Inspection of a table with over 5 × 10⁹ rows showed that the AUTO_INCREMENT column had reached 2147483647, the maximum value for a signed 32‑bit INT. Although the column definition included a display width of 50, this does not affect the numeric range, so further INSERTs silently failed.

Solution Options

Convert the primary key column to BIGINT UNSIGNED NOT NULL AUTO_INCREMENT. This requires a table lock for the duration of the ALTER.

Adopt a distributed ID generation scheme (e.g., Snowflake). This entails redesigning the table, migrating existing data, and adding supporting infrastructure such as Redis.

Sharding the table. This is the most complex approach and requires a sharding framework, Elasticsearch for cross‑shard queries, and middleware (e.g., Logstash) to sync MySQL and ES.

BIGINT Migration

The simplest path—changing the column type—was chosen. In a test environment with 100 million rows the ALTER completed in about one hour; production was estimated to take 6‑7 hours.

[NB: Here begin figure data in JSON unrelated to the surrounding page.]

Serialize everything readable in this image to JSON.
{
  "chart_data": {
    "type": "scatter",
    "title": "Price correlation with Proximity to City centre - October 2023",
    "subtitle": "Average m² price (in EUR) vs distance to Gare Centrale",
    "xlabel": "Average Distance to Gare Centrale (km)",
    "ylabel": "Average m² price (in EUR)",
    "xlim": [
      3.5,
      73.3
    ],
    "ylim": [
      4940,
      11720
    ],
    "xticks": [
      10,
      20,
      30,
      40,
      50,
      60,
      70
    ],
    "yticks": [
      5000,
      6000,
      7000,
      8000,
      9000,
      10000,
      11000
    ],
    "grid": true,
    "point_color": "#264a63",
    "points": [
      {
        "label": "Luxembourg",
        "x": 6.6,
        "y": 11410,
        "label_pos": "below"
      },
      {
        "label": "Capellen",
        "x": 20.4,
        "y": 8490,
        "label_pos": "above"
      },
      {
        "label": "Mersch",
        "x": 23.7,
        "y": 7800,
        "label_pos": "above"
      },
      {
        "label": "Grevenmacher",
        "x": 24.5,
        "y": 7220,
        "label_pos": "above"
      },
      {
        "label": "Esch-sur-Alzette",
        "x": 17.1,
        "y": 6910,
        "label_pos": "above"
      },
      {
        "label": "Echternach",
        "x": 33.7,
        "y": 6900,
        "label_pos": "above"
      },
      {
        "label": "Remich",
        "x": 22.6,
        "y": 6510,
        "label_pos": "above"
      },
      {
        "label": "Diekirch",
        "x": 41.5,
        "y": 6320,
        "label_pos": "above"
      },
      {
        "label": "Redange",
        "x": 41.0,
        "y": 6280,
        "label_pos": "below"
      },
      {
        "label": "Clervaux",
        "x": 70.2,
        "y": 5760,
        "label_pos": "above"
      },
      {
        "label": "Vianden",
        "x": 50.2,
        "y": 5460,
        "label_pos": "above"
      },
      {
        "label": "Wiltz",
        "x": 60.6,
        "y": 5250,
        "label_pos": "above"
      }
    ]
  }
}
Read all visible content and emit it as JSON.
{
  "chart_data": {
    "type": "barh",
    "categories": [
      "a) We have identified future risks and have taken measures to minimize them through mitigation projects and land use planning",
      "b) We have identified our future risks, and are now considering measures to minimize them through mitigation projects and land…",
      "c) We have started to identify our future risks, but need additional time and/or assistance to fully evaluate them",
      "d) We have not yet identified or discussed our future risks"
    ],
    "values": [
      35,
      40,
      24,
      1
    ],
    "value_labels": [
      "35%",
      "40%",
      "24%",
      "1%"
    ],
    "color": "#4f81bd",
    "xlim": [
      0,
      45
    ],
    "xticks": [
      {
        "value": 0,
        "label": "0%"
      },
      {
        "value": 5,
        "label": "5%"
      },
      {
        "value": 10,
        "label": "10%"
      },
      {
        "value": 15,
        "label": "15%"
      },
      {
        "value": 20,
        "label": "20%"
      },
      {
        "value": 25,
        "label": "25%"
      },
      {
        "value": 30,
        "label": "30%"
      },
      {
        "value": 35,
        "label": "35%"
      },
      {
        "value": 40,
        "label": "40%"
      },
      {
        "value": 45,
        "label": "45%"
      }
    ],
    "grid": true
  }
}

ALTER TABLE xxx MODIFY id BIGINT UNSIGNED NOT NULL AUTO_INCREMENT;

Progress was monitored with the Performance Schema:

SELECT EVENT_NAME,
       WORK_COMPLETED,
       WORK_ESTIMATED,
       ROUND(WORK_COMPLETED/WORK_ESTIMATED*100, 2) AS "Progress (%)"
FROM performance_schema.events_stages_current;

The operation stalled below 50 % after many hours because the index tree grew large and CPU contention from other threads slowed the ALTER.

Root Cause of ID Gaps

MySQL’s high‑performance AUTO_INCREMENT algorithm can produce non‑contiguous IDs under heavy concurrency. With 30 consumer threads processing batches, the gap widened dramatically (e.g., 10 rows consumed used ~100 IDs). Reducing the thread count to 15 noticeably decreased the gaps.

Temporary Fix with Stored Procedure

A stored procedure was created to clean the last 1 million IDs, allowing the system to keep running while a permanent fix was prepared.

BEGIN
  DECLARE start_id INT DEFAULT 1;
  DECLARE end_id   INT DEFAULT 100000;
  WHILE start_id <= end_id DO
    UPDATE your_table
    SET id = start_id + 1
    WHERE id = (SELECT original_id FROM (
                  SELECT id AS original_id FROM your_table ORDER BY id DESC LIMIT 1
                ) AS t);
    SET start_id = start_id + 1;
  END WHILE;
END;

After cleaning, the AUTO_INCREMENT value was reset:

ALTER TABLE your_table AUTO_INCREMENT = (SELECT MAX(id) + 1 FROM your_table);

Consumer Strategy Evolution

Single‑threaded batch of 500 records.

30 threads, each processing one record at a time.

30 threads, each processing batches of 50 records.

The final configuration—multi‑threaded batch processing—delivered the highest throughput, but excessive concurrency can increase context‑switch overhead and CPU contention.

Key Takeaways

Design schemas with a sufficiently large ID range (e.g., use BIGINT from the start) to avoid costly migrations.

High‑performance AUTO_INCREMENT may create large ID gaps under heavy load; monitor and tune concurrency.

Combining multi‑threaded asynchronous processing with batch writes improves performance, but must be balanced against CPU contention and locking.